Liu Wei, Li Jianguo, Verma Chandra S, Lee Hwee Kuan
Bioinformatics Institute, Agency for Science, Technology and Research, 30 Biopilis Street, Singapore, 138671, Singapore.
Singapore Eye Research Institute, 20 College Rd, Singapore, 169856, Singapore.
J Cheminform. 2025 Aug 28;17(1):129. doi: 10.1186/s13321-025-01083-4.

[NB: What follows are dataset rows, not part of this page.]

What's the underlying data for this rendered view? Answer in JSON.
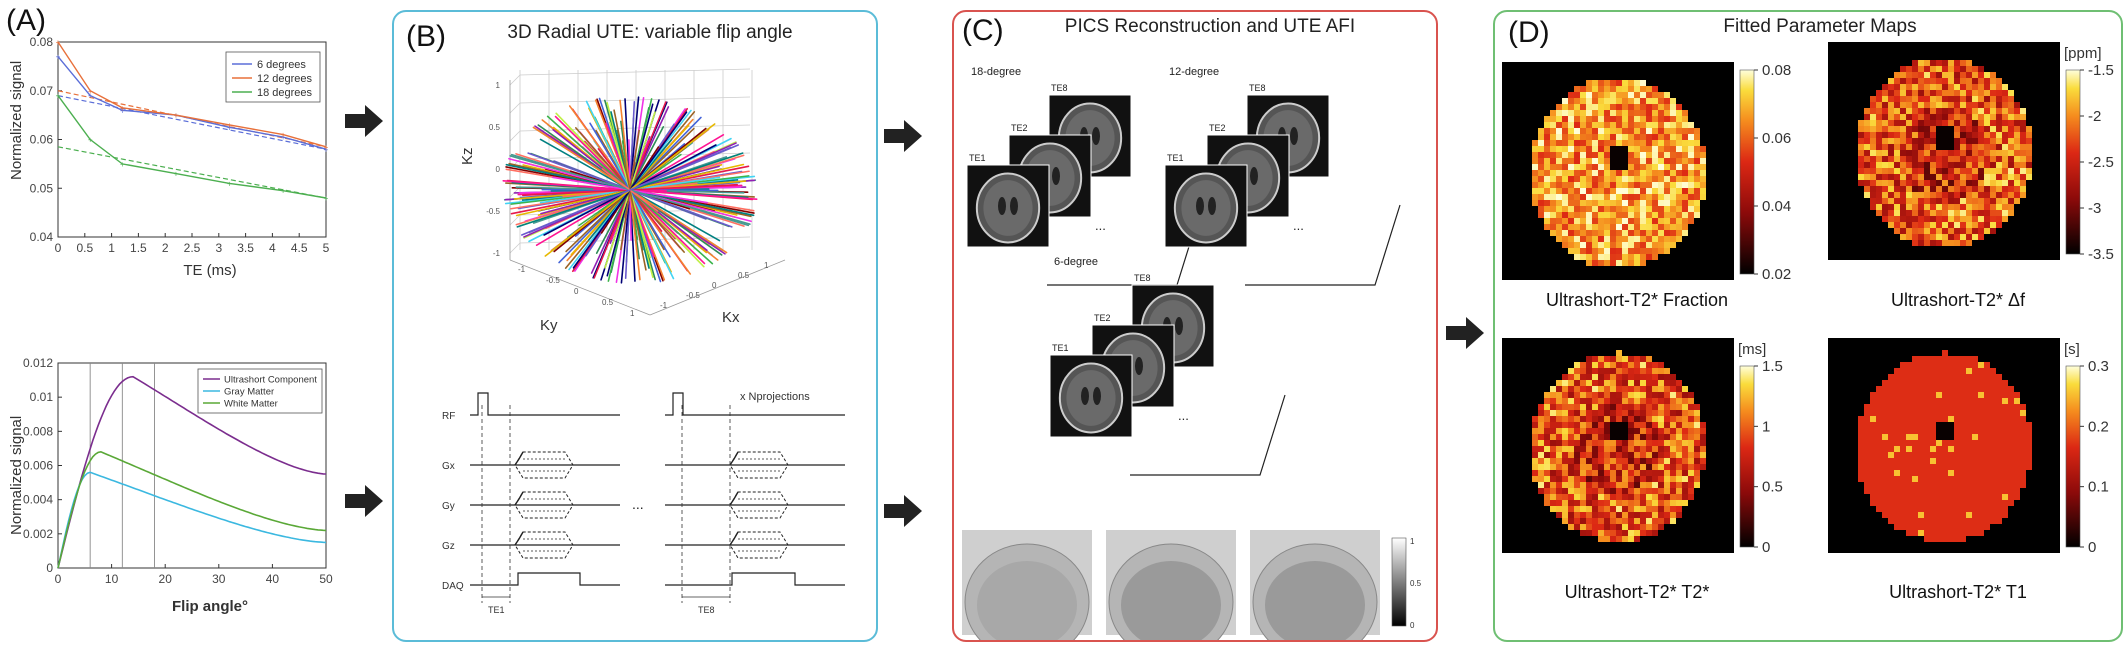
{
  "panels": {
    "a": {
      "letter": "(A)"
    },
    "b": {
      "letter": "(B)",
      "title": "3D Radial UTE: variable flip angle"
    },
    "c": {
      "letter": "(C)",
      "title": "PICS Reconstruction and UTE AFI"
    },
    "d": {
      "letter": "(D)",
      "title": "Fitted Parameter Maps"
    }
  },
  "frame_colors": {
    "b": "#5bbcd8",
    "c": "#d9534f",
    "d": "#6fbf73"
  },
  "arrow_icon": "right-arrow-icon",
  "chart_data": [
    {
      "type": "line",
      "xlabel": "TE (ms)",
      "ylabel": "Normalized signal",
      "xlim": [
        0,
        5
      ],
      "ylim": [
        0.04,
        0.08
      ],
      "xticks": [
        "0",
        "0.5",
        "1",
        "1.5",
        "2",
        "2.5",
        "3",
        "3.5",
        "4",
        "4.5",
        "5"
      ],
      "yticks": [
        "0.04",
        "0.05",
        "0.06",
        "0.07",
        "0.08"
      ],
      "legend_position": "top-right",
      "series": [
        {
          "name": "6 degrees",
          "color": "#5b6ed8",
          "x": [
            0,
            0.6,
            1.2,
            2.2,
            3.2,
            4.2,
            5
          ],
          "y": [
            0.077,
            0.069,
            0.066,
            0.065,
            0.0625,
            0.0605,
            0.058
          ]
        },
        {
          "name": "12 degrees",
          "color": "#e8703a",
          "x": [
            0,
            0.6,
            1.2,
            2.2,
            3.2,
            4.2,
            5
          ],
          "y": [
            0.08,
            0.07,
            0.0665,
            0.065,
            0.063,
            0.061,
            0.0585
          ]
        },
        {
          "name": "18 degrees",
          "color": "#4caf50",
          "x": [
            0,
            0.6,
            1.2,
            2.2,
            3.2,
            4.2,
            5
          ],
          "y": [
            0.069,
            0.06,
            0.055,
            0.053,
            0.051,
            0.0495,
            0.048
          ]
        }
      ],
      "fits": [
        {
          "color": "#5b6ed8",
          "x": [
            0,
            5
          ],
          "y": [
            0.069,
            0.058
          ]
        },
        {
          "color": "#e8703a",
          "x": [
            0,
            5
          ],
          "y": [
            0.07,
            0.0585
          ]
        },
        {
          "color": "#4caf50",
          "x": [
            0,
            5
          ],
          "y": [
            0.0585,
            0.048
          ]
        }
      ]
    },
    {
      "type": "line",
      "xlabel": "Flip angle°",
      "ylabel": "Normalized signal",
      "xlim": [
        0,
        50
      ],
      "ylim": [
        0,
        0.012
      ],
      "xticks": [
        "0",
        "10",
        "20",
        "30",
        "40",
        "50"
      ],
      "yticks": [
        "0",
        "0.002",
        "0.004",
        "0.006",
        "0.008",
        "0.01",
        "0.012"
      ],
      "vlines": [
        6,
        12,
        18
      ],
      "legend_position": "top-right",
      "series": [
        {
          "name": "Ultrashort Component",
          "color": "#7b2d8e",
          "peak_x": 14,
          "peak_y": 0.0112,
          "end_y": 0.0055
        },
        {
          "name": "Gray Matter",
          "color": "#3bb8e0",
          "peak_x": 6,
          "peak_y": 0.0056,
          "end_y": 0.0015
        },
        {
          "name": "White Matter",
          "color": "#5aa837",
          "peak_x": 8,
          "peak_y": 0.0068,
          "end_y": 0.0022
        }
      ]
    },
    {
      "type": "scatter",
      "xlabel": "Kx",
      "ylabel": "Ky",
      "zlabel": "Kz",
      "ticks": [
        "1",
        "0.5",
        "0",
        "-0.5",
        "-1"
      ]
    }
  ],
  "sequence": {
    "rows": [
      "RF",
      "Gx",
      "Gy",
      "Gz",
      "DAQ"
    ],
    "repeat_label": "x Nprojections",
    "ellipsis": "...",
    "te_labels": [
      "TE1",
      "TE8"
    ]
  },
  "recon": {
    "groups": [
      {
        "label": "18-degree",
        "echoes": [
          "TE1",
          "TE2",
          "TE8"
        ]
      },
      {
        "label": "12-degree",
        "echoes": [
          "TE1",
          "TE2",
          "TE8"
        ]
      },
      {
        "label": "6-degree",
        "echoes": [
          "TE1",
          "TE2",
          "TE8"
        ]
      }
    ],
    "ellipsis": "...",
    "afi_colorbar_ticks": [
      "1",
      "0.5",
      "0"
    ]
  },
  "maps": [
    {
      "caption": "Ultrashort-T2* Fraction",
      "unit": "",
      "ticks": [
        "0.08",
        "0.06",
        "0.04",
        "0.02"
      ]
    },
    {
      "caption": "Ultrashort-T2* Δf",
      "unit": "[ppm]",
      "ticks": [
        "-1.5",
        "-2",
        "-2.5",
        "-3",
        "-3.5"
      ]
    },
    {
      "caption": "Ultrashort-T2* T2*",
      "unit": "[ms]",
      "ticks": [
        "1.5",
        "1",
        "0.5",
        "0"
      ]
    },
    {
      "caption": "Ultrashort-T2* T1",
      "unit": "[s]",
      "ticks": [
        "0.3",
        "0.2",
        "0.1",
        "0"
      ]
    }
  ]
}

Cyclic peptides are promising drug candidates due to their ability to modulate intracellular protein-protein interactions, a property often inaccessible to small molecules. However, their typically poor membrane permeability limits therapeutic applicability. Accurate computational prediction of permeability can accelerate the identification of cell-permeable candidates, reducing reliance on time-consuming and costly experimental screening. Although deep learning has shown potential in predicting molecular properties, its application in permeability prediction remains underexplored. A systematic evaluation of these models is important to assess current capabilities and guide future development. In this study, we conduct a comprehensive benchmark of 13 machine learning models for predicting cyclic peptide membrane permeability. These models cover four types of molecular representations: fingerprints, SMILES strings, molecular graphs, and 2D images. We use experimentally measured PAMPA permeability data from the CycPeptMPDB database, comprising nearly 6000 cyclic peptides, and evaluate performance across three prediction tasks: regression, binary classification, and soft-label classification. Two data-splitting strategies, random split and scaffold split, are used to assess the generalizability of trained models. Our results show that model performance depends strongly on molecular representation and model architecture. Graph-based models, particularly the Directed Message Passing Neural Network (DMPNN), consistently achieve top performance across tasks. Regression generally outperforms classification. Scaffold-based splitting, although intended to more rigorously assess generalization, yields substantially lower model generalizability compared to random splitting. Comparing prediction errors with experimental variability highlights the practical value of current models while also indicating room for further improvement.
环肽是很有前景的药物候选物,因为它们能够调节细胞内蛋白质-蛋白质相互作用,而小分子通常无法具备这一特性。然而,它们通常较差的膜通透性限制了其治疗应用。对通透性进行准确的计算预测可以加速细胞可渗透候选物的识别,减少对耗时且昂贵的实验筛选的依赖。尽管深度学习在预测分子特性方面已显示出潜力,但其在通透性预测中的应用仍未得到充分探索。对这些模型进行系统评估对于评估当前能力和指导未来发展很重要。在本研究中,我们对13种用于预测环肽膜通透性的机器学习模型进行了全面的基准测试。这些模型涵盖四种类型的分子表示:指纹、SMILES字符串、分子图和二维图像。我们使用来自CycPeptMPDB数据库的实验测量的PAMPA通透性数据,该数据库包含近6000种环肽,并评估了三种预测任务的性能:回归、二元分类和软标签分类。使用两种数据拆分策略,随机拆分和支架拆分,来评估训练模型的泛化能力。我们的结果表明,模型性能在很大程度上取决于分子表示和模型架构。基于图的模型,特别是定向消息传递神经网络(DMPNN),在各项任务中始终表现出最佳性能。回归通常优于分类。基于支架的拆分虽然旨在更严格地评估泛化能力,但与随机拆分相比,产生的模型泛化能力要低得多。将预测误差与实验变异性进行比较,既突出了当前模型的实用价值,也表明了进一步改进的空间。